SET optimizer='default_pipe';

This might not be neccessary anymore in future.

Apply constraints

START TRANSACTION;
ALTER TABLE node_tags ADD CONSTRAINT fk_node_tags_node FOREIGN KEY (node) REFERENCES nodes_legacy (id);                                                      
ALTER TABLE node_tags ADD CONSTRAINT pk_node_tags UNIQUE (node, k, v);
ALTER TABLE way_tags ADD CONSTRAINT fk_way_tags_way FOREIGN KEY (way) REFERENCES ways (id);                                                                  
ALTER TABLE way_tags ADD CONSTRAINT pk_way_tags UNIQUE (way, k, v);
ALTER TABLE way_nds ADD CONSTRAINT pk_way_nds PRIMARY KEY (way, idx);                                                                                        
ALTER TABLE way_nds ADD CONSTRAINT fk_way_nds_way FOREIGN KEY (way) REFERENCES ways (id);
ALTER TABLE way_nds ADD CONSTRAINT fk_way_nds_node FOREIGN KEY (to_node) REFERENCES nodes_legacy (id);                                                       
ALTER TABLE relation_tags ADD CONSTRAINT fk_relation_tags FOREIGN KEY (relation) REFERENCES relations (id);
ALTER TABLE relation_tags ADD CONSTRAINT pk_relation_tags UNIQUE (relation, k, v);                                                                           
ALTER TABLE relation_members_node ADD CONSTRAINT fk_relation_members_node FOREIGN KEY (relation) REFERENCES relations (id);
ALTER TABLE relation_members_node ADD CONSTRAINT fk_relation_members_tonode FOREIGN KEY (to_node) REFERENCES nodes_legacy (id);                              
ALTER TABLE relation_members_way ADD CONSTRAINT fk_relation_members_way FOREIGN KEY (relation) REFERENCES relations (id);
ALTER TABLE relation_members_way ADD CONSTRAINT fk_relation_members_toway FOREIGN KEY (to_way) REFERENCES ways (id);                                         
ALTER TABLE relation_members_relation ADD CONSTRAINT fk_relation_members_relation FOREIGN KEY (relation) REFERENCES relations (id);
ALTER TABLE relation_members_relation ADD CONSTRAINT fk_relation_members_torelation FOREIGN KEY (to_relation) REFERENCES relations (id);                     
COMMIT;


Sideways cracking

Cracking is an internal optimization which reorders the database entries for faster access after analyzing queries.
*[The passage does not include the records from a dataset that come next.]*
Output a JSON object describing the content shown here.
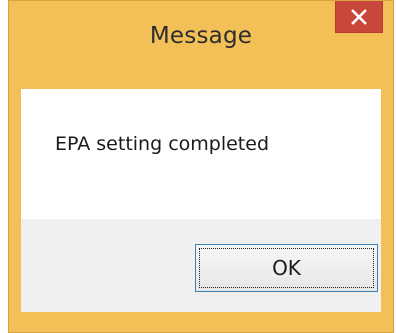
{
  "dialog": {
    "title": "Message",
    "close_icon": "close-icon",
    "message": "EPA setting completed",
    "ok_label": "OK",
    "colors": {
      "frame": "#f3c058",
      "close_button": "#c9463d",
      "content_bg": "#ffffff",
      "footer_bg": "#f0f0f0",
      "button_border": "#3c7fb1"
    }
  }
}
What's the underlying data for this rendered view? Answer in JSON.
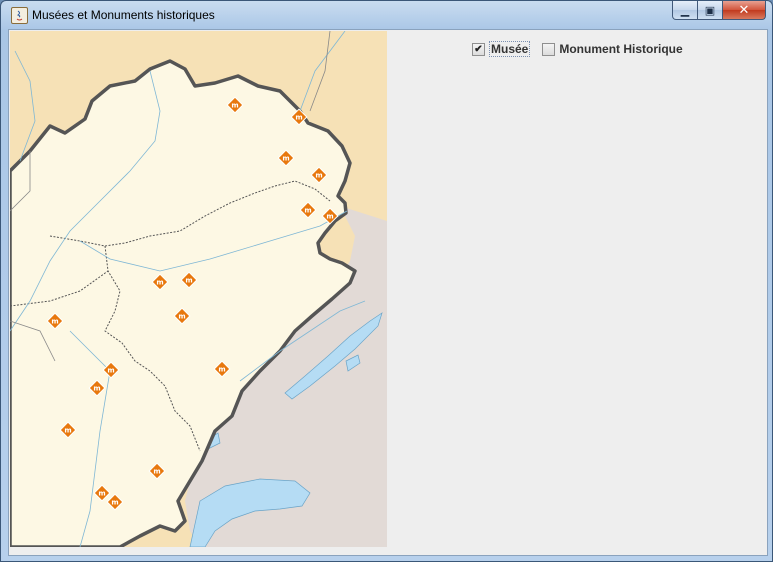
{
  "window": {
    "title": "Musées et Monuments historiques"
  },
  "controls": {
    "musee": {
      "label": "Musée",
      "checked": true
    },
    "monument": {
      "label": "Monument Historique",
      "checked": false
    }
  },
  "map": {
    "colors": {
      "region": "#fdf8e4",
      "outside": "#f6e1b6",
      "switzerland": "#e2dad6",
      "water": "#b5dcf4",
      "marker": "#e8780d",
      "border": "#555555"
    },
    "marker_glyph": "m"
  }
}
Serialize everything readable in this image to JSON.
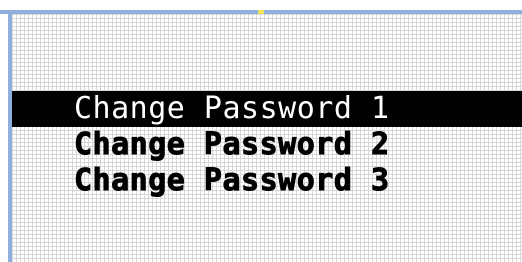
{
  "menu": {
    "items": [
      {
        "label": "Change Password 1",
        "selected": true
      },
      {
        "label": "Change Password 2",
        "selected": false
      },
      {
        "label": "Change Password 3",
        "selected": false
      }
    ]
  },
  "colors": {
    "frame_border": "#8fb0dd",
    "marker": "#f3e35b",
    "grid": "#d6d6d6",
    "highlight_bg": "#000000",
    "highlight_text": "#ffffff",
    "text": "#000000"
  }
}
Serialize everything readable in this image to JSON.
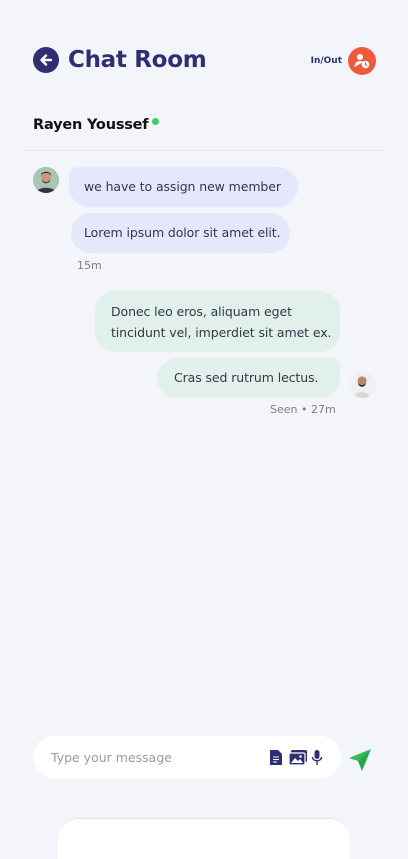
{
  "header": {
    "title": "Chat Room",
    "inout_label": "In/Out",
    "accent_color": "#2f2d73",
    "inout_color": "#ef5a3c"
  },
  "contact": {
    "name": "Rayen Youssef",
    "status": "online",
    "status_color": "#3ccf62"
  },
  "messages": [
    {
      "side": "incoming",
      "text": "we have to assign new member"
    },
    {
      "side": "incoming",
      "text": "Lorem ipsum dolor sit amet elit."
    },
    {
      "side": "outgoing",
      "lines": [
        "Donec leo eros, aliquam eget",
        "tincidunt vel, imperdiet sit amet ex."
      ]
    },
    {
      "side": "outgoing",
      "text": "Cras sed rutrum lectus."
    }
  ],
  "incoming_time": "15m",
  "outgoing_status": "Seen • 27m",
  "composer": {
    "placeholder": "Type your message",
    "icons": [
      "document-icon",
      "gallery-icon",
      "microphone-icon"
    ],
    "send_icon": "send-icon",
    "send_color": "#2fbf55"
  },
  "colors": {
    "background": "#f4f5fb",
    "incoming_bubble": "#e5e7fb",
    "outgoing_bubble": "#e1f0ea"
  }
}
Sideways cracking is the optimization pipeline for multicolumn queries. The cracker pipelines need a read-only database.

Make the database read-only in monetdb.conf:

gdk_readonly=yes

In the configuration file you can also change the optimizer pipeline. Change

sql_optimizer=default_pipe

to

sql_optimizer=sidcrack_pipe

or if you just want to change the optimizer temporarily, do it in SQL:

SET optimizer='sidcrack_pipe';

You need to use single quotes in this case.